The Economist this week has two articles on Italian champions. The first is on Italian firms dominating the world of eyewear, describing:
"A cluster of family-controlled firms in the area, such as Safilo, Marcolin, Marchon, and De Rigo, produce the vast majority of the world's sunglasses. Although many Italian firms are struggling to cope with cheap competition from Asia, compounded by the strength of the euro, these eyewear-makers are doing well. The biggest of them, Luxottica, had sales of €4.7 billion ($5.9 billion) last year.....
“Ten years ago, sunglasses were a functional device,” says Andrea Guerra, chief executive of Luxottica, which is more than four times bigger than its nearest rival, Safilo. Nowadays, fashion takes precedence.......
But Mr Guerra attributes Luxottica's success both to the strength of its in-house brands, and to its control of the retailers where they are sold.....
In June Luxottica announced the purchase of another portfolio of brands with the $2.1 billion takeover of Oakley, a California-based maker of sunglasses."
Now the interesting thing about Oakley is that thay have a very simple philosophy
Make wicked cool products
Have fun making wicked, cool products
A maker of ice-cream churns takes a rocky road to world domination
WHETHER cone or cup, soft-serve or gelato, the odds are good that the ice-creams bought by sweltering sight-seers and beach-goers across the northern hemisphere this summer came from machines made by Carpigiani, a private Italian firm....... The firm has won around half of the global market for ice-cream makers, according to Gino Cocchi, its managing director.....operating profits exceeded 20% of its revenues of €130 million ($163m) last year.....
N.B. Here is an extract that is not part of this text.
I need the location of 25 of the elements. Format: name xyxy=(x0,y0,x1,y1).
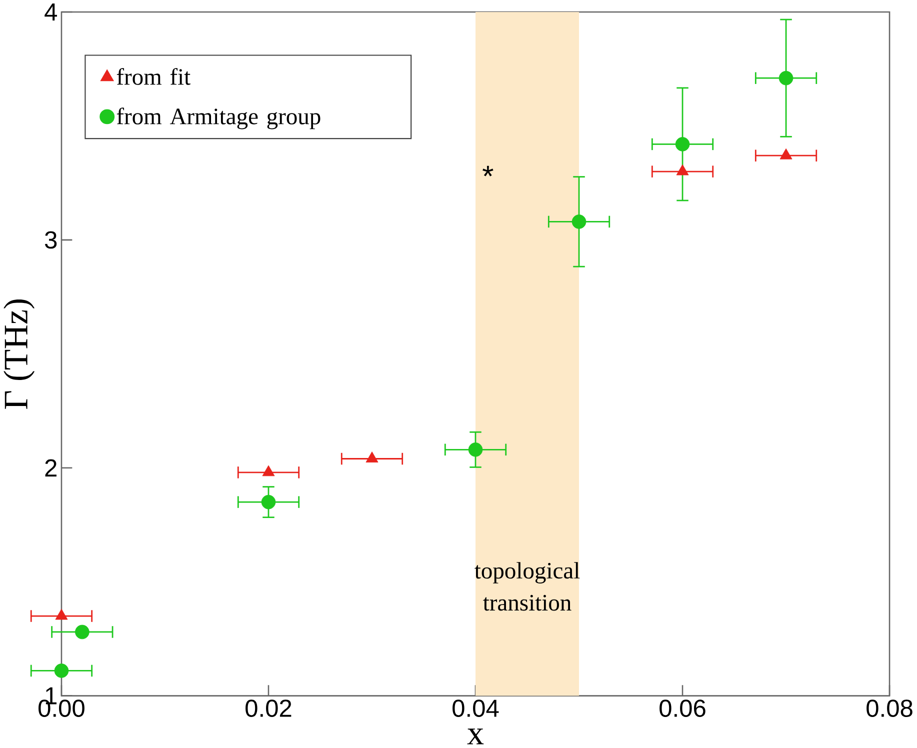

But Carpigiani's success has not always been assured. It stagnated for much of the decade after the death in 1982 of Poerio Carpigiani, a smart marketing man and one of two brothers behind the firm. ...
Mr Cocchi, who was brought in from a sister firm that year, resorted to the sort of overhaul that many struggling Italian companies now face. “We had to relearn the importance of customer-service, of quality and of being ahead of competitors with new products,” he says. He cut costs and simplified the Carpigiani's structure by cutting its 1,000-strong workforce by half. He scrapped television advertising, always an extravagance for a machinery manufacturer. Carpigiani also resorted to outsourcing. Its four factories (two in Italy, one in Spain and one in America), which produced about 40,000 machines last year, are essentially assembly lines, as few parts are made in-house anymore.
The introduction of a system for quality control also helped get Carpigiani back on track. It was the first firm in the business to win ISO9001 certification. A renewed emphasis on research and development was especially important, since poor materials caused many of the firm's problems. Carpigiani's technical department had 10 employees in 1990 when the payroll at its factory and headquarters in Anzola Emilia was 300; it now has 50 out of a payroll of 250. Its Gelato University teaches the nuances of ice-cream making, and collaboration with traditional universities reinforces its internal research. The university in nearby Bologna, for example, is helping it to develop special steels, composites and plastics.....
Cost-cutting, quality control and technical innovation, in turn, have helped Carpigiani fend off cheaper Chinese rivals, many of which have copied its designs. It is even building a new factory in China, to make machines for the local market. Globalisation may have subjected Carpigiani to stiffer competition, but it is also helping to propagate a taste for genuine Italian ice-cream among China's swelling middle class.
What is the theme that runs through both articles? Roberto Verganti has studied Italian producers and writes in HBR:
The products’ originality, aura, and prestige are the outcome of a process that is based in Milan but embraces participants and notions far beyond it. Indeed, the process transcends the discipline of design. What Alessi and its local brethren have devised is nothing less than an engine of innovation. What’s more, although Milan is famous as a center of fashion and high style, the maestros of this process are executives, not artists or artisans. Thus any kind of consumer-goods company, located almost anywhere in the world, could adopt the process.
The theme is that Italian companies are driven by a different philosophy ... neither a "technology push" or "market driven" approach but a design-led one. The companies are orchestrating networks of specialist groups and individuals, orchestrating a process that ensures high quality, unique consumer-value and longer competitive advantage. But they are open with each other, having conversations about "where the word is going" so that they can take what they know, research what they don't know, combine and recombine to create winning products and services that satisfy our material and social needs and our desire for personal growth.
To paraphrase Verganti: we start by thinking about forming new meaning and use our design, technology skills and networks to produce artefacts that catalyse that formation. That Design Journey will take us into unfamiliar territory so our existing tools and techniques might not be the best for traversing the terrain.